The Carter Group
Unravelling the structure of the viral proteins mediating replication and infection in the host-cell hold the key to understanding the fundamental biological properties of viruses. Our work focusses on better understanding virus-host interactions by visualising them in a frozen-hydrated state at macromolecular resolution using cryo-electron tomography (cryo-ET).
The aim of our work is to establish cutting-edge in situ imaging technologies, such as cryo-CLEM and cryo-FIB milling to image the replication cycles of clinically important envelope viruses inside the cell in three-dimensions and at high-resolution.
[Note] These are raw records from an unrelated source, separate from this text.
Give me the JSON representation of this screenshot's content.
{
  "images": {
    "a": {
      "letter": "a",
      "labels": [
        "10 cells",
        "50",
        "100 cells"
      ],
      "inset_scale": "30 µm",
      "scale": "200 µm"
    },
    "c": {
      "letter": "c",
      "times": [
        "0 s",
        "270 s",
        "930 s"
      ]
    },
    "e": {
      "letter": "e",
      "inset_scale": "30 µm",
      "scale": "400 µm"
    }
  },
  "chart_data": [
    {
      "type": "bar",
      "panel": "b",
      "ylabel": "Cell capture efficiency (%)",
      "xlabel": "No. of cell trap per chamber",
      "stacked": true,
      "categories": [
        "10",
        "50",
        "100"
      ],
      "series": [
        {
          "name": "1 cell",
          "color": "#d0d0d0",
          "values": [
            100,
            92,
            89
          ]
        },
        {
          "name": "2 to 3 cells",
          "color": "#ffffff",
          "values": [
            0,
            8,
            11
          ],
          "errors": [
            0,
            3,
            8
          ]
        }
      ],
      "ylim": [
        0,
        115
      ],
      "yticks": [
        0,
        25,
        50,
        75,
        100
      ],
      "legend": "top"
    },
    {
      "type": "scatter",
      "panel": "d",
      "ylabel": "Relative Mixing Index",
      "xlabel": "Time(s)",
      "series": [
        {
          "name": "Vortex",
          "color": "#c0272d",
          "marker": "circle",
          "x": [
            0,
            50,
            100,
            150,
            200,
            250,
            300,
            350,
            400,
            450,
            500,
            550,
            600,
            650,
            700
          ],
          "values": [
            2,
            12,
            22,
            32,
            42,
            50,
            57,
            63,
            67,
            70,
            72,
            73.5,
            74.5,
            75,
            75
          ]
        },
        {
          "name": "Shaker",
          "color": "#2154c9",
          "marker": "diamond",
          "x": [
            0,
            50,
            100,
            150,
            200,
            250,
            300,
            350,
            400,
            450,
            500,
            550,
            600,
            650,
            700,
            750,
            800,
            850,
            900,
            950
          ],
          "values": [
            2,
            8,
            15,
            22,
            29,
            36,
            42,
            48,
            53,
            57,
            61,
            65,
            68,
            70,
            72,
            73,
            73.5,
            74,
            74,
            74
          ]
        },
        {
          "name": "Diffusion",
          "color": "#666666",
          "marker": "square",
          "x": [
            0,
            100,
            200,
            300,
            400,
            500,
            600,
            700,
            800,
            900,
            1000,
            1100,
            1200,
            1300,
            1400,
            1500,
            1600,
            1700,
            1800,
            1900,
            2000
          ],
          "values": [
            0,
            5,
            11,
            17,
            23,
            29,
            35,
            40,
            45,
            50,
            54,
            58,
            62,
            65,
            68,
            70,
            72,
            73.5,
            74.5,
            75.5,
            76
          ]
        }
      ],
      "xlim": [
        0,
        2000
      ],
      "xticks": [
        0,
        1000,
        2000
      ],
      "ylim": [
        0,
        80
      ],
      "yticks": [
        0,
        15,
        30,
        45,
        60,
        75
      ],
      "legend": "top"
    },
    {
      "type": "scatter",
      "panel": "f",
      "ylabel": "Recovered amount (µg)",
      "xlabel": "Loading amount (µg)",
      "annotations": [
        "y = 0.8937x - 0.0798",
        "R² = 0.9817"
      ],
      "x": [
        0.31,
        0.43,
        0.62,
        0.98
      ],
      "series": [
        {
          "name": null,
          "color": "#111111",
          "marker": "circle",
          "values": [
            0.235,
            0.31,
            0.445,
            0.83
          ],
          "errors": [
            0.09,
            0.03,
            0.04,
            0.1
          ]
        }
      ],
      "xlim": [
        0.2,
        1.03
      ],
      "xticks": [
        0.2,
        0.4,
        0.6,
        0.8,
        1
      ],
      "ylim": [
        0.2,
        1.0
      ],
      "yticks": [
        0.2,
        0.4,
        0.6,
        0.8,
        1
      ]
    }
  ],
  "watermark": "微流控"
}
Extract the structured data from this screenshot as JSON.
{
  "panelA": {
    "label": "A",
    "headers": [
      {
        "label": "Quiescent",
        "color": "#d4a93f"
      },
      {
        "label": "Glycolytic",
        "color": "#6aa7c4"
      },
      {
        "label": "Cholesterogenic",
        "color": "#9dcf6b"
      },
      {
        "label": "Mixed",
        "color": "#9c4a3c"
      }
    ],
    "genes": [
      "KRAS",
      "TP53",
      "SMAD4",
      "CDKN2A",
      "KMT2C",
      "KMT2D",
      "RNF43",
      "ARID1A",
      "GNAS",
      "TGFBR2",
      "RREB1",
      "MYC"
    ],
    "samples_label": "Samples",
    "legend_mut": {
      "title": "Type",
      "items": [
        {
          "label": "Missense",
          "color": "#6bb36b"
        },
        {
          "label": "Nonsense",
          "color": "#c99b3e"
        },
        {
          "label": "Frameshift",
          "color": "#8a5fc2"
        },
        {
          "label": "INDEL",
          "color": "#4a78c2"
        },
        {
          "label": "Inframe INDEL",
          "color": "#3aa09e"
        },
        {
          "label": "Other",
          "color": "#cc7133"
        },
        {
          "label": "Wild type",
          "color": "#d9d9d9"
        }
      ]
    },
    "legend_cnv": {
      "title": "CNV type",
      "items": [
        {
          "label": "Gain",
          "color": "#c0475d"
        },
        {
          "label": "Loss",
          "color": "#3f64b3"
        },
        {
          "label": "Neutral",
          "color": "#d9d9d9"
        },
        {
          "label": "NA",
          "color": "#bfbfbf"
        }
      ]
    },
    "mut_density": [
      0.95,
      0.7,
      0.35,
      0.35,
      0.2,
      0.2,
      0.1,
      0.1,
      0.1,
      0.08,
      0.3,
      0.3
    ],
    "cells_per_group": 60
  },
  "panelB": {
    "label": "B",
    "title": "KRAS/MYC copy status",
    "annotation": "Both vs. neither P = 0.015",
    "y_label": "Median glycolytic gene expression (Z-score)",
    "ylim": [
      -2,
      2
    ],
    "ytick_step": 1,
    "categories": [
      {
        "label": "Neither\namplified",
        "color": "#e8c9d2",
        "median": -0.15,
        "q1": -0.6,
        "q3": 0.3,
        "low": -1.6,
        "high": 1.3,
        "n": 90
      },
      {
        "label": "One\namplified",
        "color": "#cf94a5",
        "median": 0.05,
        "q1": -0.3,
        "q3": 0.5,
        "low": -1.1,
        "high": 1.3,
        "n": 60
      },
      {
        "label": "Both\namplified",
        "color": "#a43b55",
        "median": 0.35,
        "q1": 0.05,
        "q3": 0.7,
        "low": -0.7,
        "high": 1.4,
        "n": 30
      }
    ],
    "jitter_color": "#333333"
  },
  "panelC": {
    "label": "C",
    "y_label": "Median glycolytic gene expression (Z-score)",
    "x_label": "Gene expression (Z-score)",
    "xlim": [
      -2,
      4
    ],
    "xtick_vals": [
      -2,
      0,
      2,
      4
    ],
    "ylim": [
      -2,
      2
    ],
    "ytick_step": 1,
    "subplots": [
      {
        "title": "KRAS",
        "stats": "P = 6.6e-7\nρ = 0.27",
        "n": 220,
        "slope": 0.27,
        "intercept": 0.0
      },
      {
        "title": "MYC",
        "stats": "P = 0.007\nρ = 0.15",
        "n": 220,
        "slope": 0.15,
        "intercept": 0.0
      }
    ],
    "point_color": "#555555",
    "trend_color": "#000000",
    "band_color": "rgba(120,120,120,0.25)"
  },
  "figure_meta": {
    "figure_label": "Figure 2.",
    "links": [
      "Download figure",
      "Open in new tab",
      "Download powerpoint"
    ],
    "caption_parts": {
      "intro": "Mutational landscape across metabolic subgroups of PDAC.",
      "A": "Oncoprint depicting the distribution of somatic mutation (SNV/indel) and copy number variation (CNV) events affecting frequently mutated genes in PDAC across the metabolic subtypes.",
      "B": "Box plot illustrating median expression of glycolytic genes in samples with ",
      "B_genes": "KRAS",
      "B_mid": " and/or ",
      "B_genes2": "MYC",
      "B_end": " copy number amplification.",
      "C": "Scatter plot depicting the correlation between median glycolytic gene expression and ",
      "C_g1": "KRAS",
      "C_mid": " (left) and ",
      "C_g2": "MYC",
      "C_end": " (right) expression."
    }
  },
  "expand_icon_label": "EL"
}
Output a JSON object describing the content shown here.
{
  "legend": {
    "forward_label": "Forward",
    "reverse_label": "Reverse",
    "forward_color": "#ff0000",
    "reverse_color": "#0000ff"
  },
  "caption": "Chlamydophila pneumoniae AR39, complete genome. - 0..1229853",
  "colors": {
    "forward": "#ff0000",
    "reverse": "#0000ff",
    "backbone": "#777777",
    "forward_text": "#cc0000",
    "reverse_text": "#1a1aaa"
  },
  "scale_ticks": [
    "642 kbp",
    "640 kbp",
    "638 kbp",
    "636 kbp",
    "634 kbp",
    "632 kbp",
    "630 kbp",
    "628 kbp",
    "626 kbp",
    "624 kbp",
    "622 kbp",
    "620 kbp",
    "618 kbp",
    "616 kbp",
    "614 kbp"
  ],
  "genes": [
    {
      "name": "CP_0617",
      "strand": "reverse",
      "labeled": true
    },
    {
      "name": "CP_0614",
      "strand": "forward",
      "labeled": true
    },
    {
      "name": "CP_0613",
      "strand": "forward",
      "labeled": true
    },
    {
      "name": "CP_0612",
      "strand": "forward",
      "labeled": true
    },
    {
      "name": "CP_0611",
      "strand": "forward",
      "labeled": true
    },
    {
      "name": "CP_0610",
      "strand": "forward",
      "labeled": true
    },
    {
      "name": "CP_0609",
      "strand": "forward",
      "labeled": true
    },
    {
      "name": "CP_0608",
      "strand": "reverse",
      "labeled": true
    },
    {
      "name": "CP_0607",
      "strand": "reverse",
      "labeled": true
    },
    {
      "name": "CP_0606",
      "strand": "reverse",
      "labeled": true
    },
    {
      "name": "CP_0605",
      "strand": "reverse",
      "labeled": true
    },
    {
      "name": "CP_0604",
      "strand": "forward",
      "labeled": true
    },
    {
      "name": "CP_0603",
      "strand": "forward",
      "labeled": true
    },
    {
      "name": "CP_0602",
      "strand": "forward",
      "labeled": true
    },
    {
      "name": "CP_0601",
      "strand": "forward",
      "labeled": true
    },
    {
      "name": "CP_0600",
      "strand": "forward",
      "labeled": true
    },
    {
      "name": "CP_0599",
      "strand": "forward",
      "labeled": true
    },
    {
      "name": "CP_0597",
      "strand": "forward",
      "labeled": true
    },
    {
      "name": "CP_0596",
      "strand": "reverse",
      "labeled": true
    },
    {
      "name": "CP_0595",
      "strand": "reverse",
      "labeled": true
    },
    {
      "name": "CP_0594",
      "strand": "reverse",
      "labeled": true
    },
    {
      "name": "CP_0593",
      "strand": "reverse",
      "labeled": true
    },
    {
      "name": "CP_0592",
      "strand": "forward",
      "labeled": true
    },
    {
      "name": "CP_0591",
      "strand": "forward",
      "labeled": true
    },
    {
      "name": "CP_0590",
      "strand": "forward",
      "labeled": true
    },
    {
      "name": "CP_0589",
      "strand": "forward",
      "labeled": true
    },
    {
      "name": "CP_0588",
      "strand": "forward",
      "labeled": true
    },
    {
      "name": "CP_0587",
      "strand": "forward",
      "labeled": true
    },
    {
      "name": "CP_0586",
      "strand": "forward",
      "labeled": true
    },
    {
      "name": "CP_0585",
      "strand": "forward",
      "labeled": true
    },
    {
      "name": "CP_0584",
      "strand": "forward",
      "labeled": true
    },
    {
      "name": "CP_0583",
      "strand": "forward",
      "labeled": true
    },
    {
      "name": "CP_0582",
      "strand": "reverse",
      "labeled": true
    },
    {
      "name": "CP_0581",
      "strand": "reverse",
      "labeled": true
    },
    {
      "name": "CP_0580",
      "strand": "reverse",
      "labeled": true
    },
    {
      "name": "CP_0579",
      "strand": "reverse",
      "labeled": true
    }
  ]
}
In the simplest cryo-CLEM workflow, mammalian cells expressing an engineered fluorescent virally encoded protein are plunge-frozen and imaged in a cryo-fluorescence microscope to identity the location of bright puncta in the thin-edges of cells. The frozen sample is then transferred into the cryo-electron microscope and the target is uncovered by correlating the light and electron microscopy images and imaged finally at high resolution in 3D by cryo-ET. To uncover a target buried deep in a cell, there are ways to integrate cryo-CLEM and cryo-FIB milling. These workflows allow the use fluorescence-guided FIB milling to reliably capture a fluorescently-labeled structure within a 100-200 nm-thick lamella for subsequent cryo-ET imaging.